Representation Loss Minimization with Randomized Selection Strategy for Efficient Environmental Fake Audio Detection
Orchid Chetia Phukan, Girish, Mohd Mujtaba Akhtar, Swarup Ranjan Behera, Nitin Choudhury, Arun Balaji Buduru, Rajesh Sharma, S. R Mahadeva Prasanna
TL;DR
This work tackles the challenge of high-dimensional representations in environmental audio deepfake detection by showing that randomly selecting 40–50% of foundation-model representations can preserve or even improve performance while drastically reducing downstream parameters and inference time. The approach outperforms traditional dimensionality reduction methods (PCA, SVD, KPCA, GRP) across both audio and multimodal foundation models, with LanguageBind often yielding the best detection metrics. The findings imply a practical, transferable strategy for efficient EADD deployment and invite further theoretical investigation into representation redundancy. Overall, the paper demonstrates a simple yet powerful method to achieve near-SOTA accuracy with substantially lower computational cost.
Abstract
The adaptation of foundation models has significantly advanced environmental audio deepfake detection (EADD), a rapidly growing area of research.
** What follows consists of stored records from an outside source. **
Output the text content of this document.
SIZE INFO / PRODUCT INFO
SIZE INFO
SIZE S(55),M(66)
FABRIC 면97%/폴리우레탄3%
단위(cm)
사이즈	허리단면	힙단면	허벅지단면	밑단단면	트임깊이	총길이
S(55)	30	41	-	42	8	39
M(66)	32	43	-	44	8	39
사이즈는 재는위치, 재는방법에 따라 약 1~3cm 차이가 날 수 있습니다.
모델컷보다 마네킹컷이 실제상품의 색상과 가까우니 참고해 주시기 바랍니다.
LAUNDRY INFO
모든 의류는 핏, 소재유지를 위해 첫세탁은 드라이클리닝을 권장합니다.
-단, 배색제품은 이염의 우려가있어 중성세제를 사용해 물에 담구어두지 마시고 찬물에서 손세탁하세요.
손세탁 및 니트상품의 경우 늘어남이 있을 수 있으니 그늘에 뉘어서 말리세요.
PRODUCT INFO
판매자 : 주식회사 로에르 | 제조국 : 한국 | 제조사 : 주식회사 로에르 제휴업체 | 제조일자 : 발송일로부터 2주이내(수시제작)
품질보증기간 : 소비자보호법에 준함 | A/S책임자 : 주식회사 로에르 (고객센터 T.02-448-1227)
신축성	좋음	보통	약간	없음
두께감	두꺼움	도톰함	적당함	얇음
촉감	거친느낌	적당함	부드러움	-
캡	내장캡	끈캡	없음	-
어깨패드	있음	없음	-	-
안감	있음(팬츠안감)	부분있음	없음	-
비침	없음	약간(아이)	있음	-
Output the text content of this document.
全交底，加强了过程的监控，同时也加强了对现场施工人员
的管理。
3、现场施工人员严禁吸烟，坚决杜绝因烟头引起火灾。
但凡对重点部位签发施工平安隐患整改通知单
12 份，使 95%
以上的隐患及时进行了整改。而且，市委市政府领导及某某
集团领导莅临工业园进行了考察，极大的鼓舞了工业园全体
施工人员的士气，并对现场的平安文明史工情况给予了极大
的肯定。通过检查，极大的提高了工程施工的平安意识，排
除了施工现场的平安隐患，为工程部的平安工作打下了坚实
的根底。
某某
These models are typically fine-tuned or utilized in their frozen states for downstream tasks. However, the dimensionality of their representations can substantially lead to a high parameter count of downstream models, leading to higher computational demands. So, a general way is to compress these representations by leveraging state-of-the-art (SOTA) unsupervised dimensionality reduction techniques (PCA, SVD, KPCA, GRP) for efficient EADD. However, with the application of such techniques, we observe a drop in performance. So in this paper, we show that representation vectors contain redundant information, and randomly selecting 40-50% of representation values and building downstream models on it preserves or sometimes even improves performance. We show that such random selection preserves more performance than the SOTA dimensionality reduction techniques while reducing model parameters and inference time by almost over half.